Having spent virtually their entire existence on the Regal Zonophone (and its subsequent names) label, The Move moved to Harvest for their fourth and final album plus three singles. This was primarily due to Roy Wood and Jeff Lynne's preoccupation with their Electric Light Orchestra project, the Move's being kept alive only due to delays in implementing ELO. Indeed, the lines between The Move and ELO became even more blurred, with recording sessions including songs destined for both bands. By this time, the Move were down to a core trio (bassist Rick Price left during the recording of the album, with Wood re-recording the bass parts), the third member being drummer Bev Bevan.

"Message from the country" was released in the same year as the previous "Looking on", that album having been virtually ignored by the record label, the pundits and the fans alike. "Message.." fared little better, being rapidly swallowed up by the hype surrounding the launch of ELO in 1972.

"Message.." was the first album not to contain any hit singles whatsoever, although the band did release the song "Tonight"* separately around the same time. While up to this point each Move album had demonstrated significant progress from the last, this final album saw the band at best standing still, and perhaps even regressing. That in itself is not a bad thing, as they had made fine music throughout their career. "Message from the country" may have been a deliberate effort, especially by Wood, to make an album which was not ELO. Songs such as "Ella James" are heavy pop rock numbers with a particular emphasis on the lead guitar riff. Jeff Lynne on the other hand appears to have been far more inclined to approach both projects in the same way. "No time" could have been lifted from either ELO's first album, or with a bit more orchestration, from "Eldorado". Lynne's Beatles sympathies are displayed loud and clear, the floating sounds of the whistle adding a suitably psychedelic atmosphere.

The distinction between the songs of Wood and those of Lynne is far more noticeable here than anywhere else, including the first ELO album. Lynne's "The words of Aaron" for example has little in common with anything Wood ever wrote for the Move, although it does offer an early pointer towards the immediate post-Wood ELO albums. The title track, also written by Lynne, could have featured on albums such as "ELO2" or "On the third day", while offering something a little closer to the adventurous proto-prog of the Move's previous pair of albums.

We reach something of a low point with "Don't mess me up", an unashamed Elvis impersonation (by Bevan) which for me simply indicates that the guys were saving their best material for ELO. "Until your moma's gone" shares the same lack of imagination; it is highly unlikely that such an ordinary song would have made it onto any of the preceding albums.

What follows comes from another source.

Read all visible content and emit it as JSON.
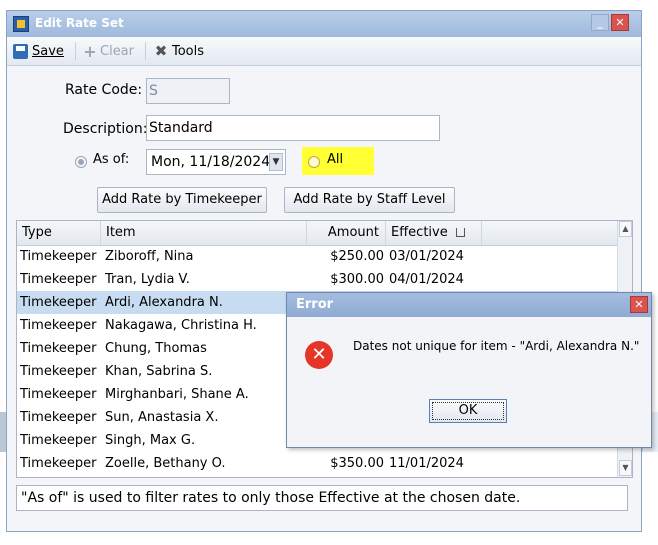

While "Message from the country" does contain some good material, it is an album by a band being pulled in many directions. Wood and Lynne seem at odds with each other on the direction they want to take, while both are simultaneously trying to keep the spirit of The Move alive. With the major distraction of the concurrent ELO debut occupying their minds it is understandable that this album should have the feel of a contractual obligation. For some, this was the band's best album, for me it is a decent, but no more, end to the band's short life.

* "Tonight" reach number 11 in the UK chart. It was followed by the minor hit "Chinatown" then the Move's final single, "California Man" which broke into the top 10. "California man" was much more an indication of the way Wood would go after leaving ELO in both solo terms and with Wizzard. These songs are all included on the expanded CD version of this album.